Israel has used Cypriot territory for training drills in the past.
The threat was Nasrallah’s way of signalling “to the European Union to refrain from supporting Israel in any way, which may implicate [its] member states,” Salamey said.
Contingency plans
While both sides escalate and lay cards on the table, Hezbollah will have a couple of contingency plans.
“Hezbollah most probably have a strategy ready in case of a limited, protracted war in south Lebanon and they have probably prepared a strategy in case there is a wider full-scale war,” Karim Emile Bitar, professor of international relations at University Saint Joseph in Beirut, said.
A limited war would be what Salamey called a “low-intensity asymmetric warfare of attrition” that bleeds “the enemy through low-cost, efficient, and effective skirmishes” – basically a continuation of the current conflict.
A full-scale war may intensify attacks across Lebanon, including on infrastructure like Beirut’s airport, as Israel did in 2006.
Some analysts believe a limited ground invasion of south Lebanon is possible, though it would lead to heavy casualties on both sides.
For Bitar, Hezbollah likely does not want that option. “Hezbollah, as well as the Iranian regime, realises [an escalation] would be extremely risky and devastating for Lebanon,” he said.
The intensified threats and military actions are running parallel to diplomatic negotiations.
US Special Envoy Amos Hochstein was recently in Tel Aviv and Beirut, where he allegedly passed Hezbollah messages through Lebanese parliament speaker, and Hezbollah ally, Nabih Berri.

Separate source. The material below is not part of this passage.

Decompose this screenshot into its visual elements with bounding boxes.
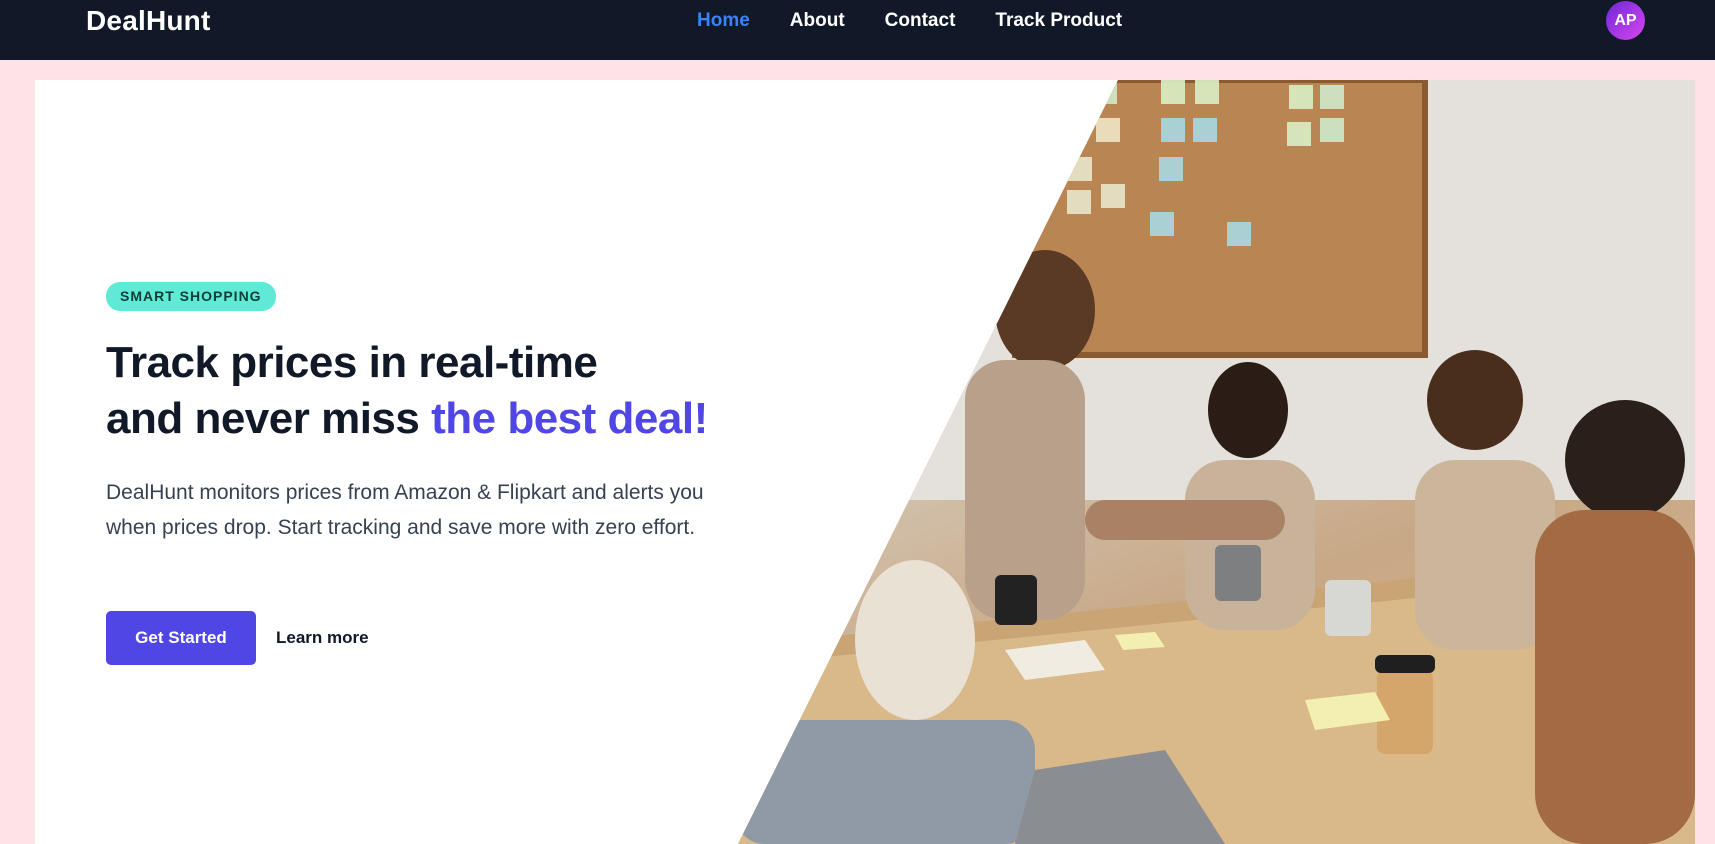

According to unnamed Western diplomats who spoke to Axios, Hochstein told Hezbollah it would be mistaken to assume that the US could prevent Israel from starting a wider war.
At the same time, Hezbollah and Israel are passing messages through French diplomats, Bitar said, seeking “a face-saving exit or strategy”.
If these negotiations could result in “assurances to Israel that Hezbollah’s allies would not be present in a 6-10km [4-6 mile] radius [from the border] and that they have no intention of using the [Hezbollah’s elite] Radwan forces to attack Israel” Hochstein’s efforts may bear fruit, Bitar said.
The parallel tracks of diplomacy and military action are interlinked.
Still, there is an oft-repeated fear that a miscalculation could force an escalation with neither side wanting to give their opponents an opportunity to declare a moral victory.
A war might still be prevented, save for said miscalculation or a political decision by Israel to push ahead, based on domestic considerations.
For their part, Hezbollah has stuck to their position of demanding a ceasefire as their sole precondition to stop the fighting.
“We’re in a situation where, on both sides, domestic political considerations take prevalence,” Bitar said.
“Hezbollah is conscious that most Lebanese, including a significant part of their own supporters, do not want a new war,” he added.
“Both parties are taking these factors into consideration however we are in a situation that is extremely volatile and any miscalculation by either side could lead to a new full-fledged [escalated conflict] in the region.”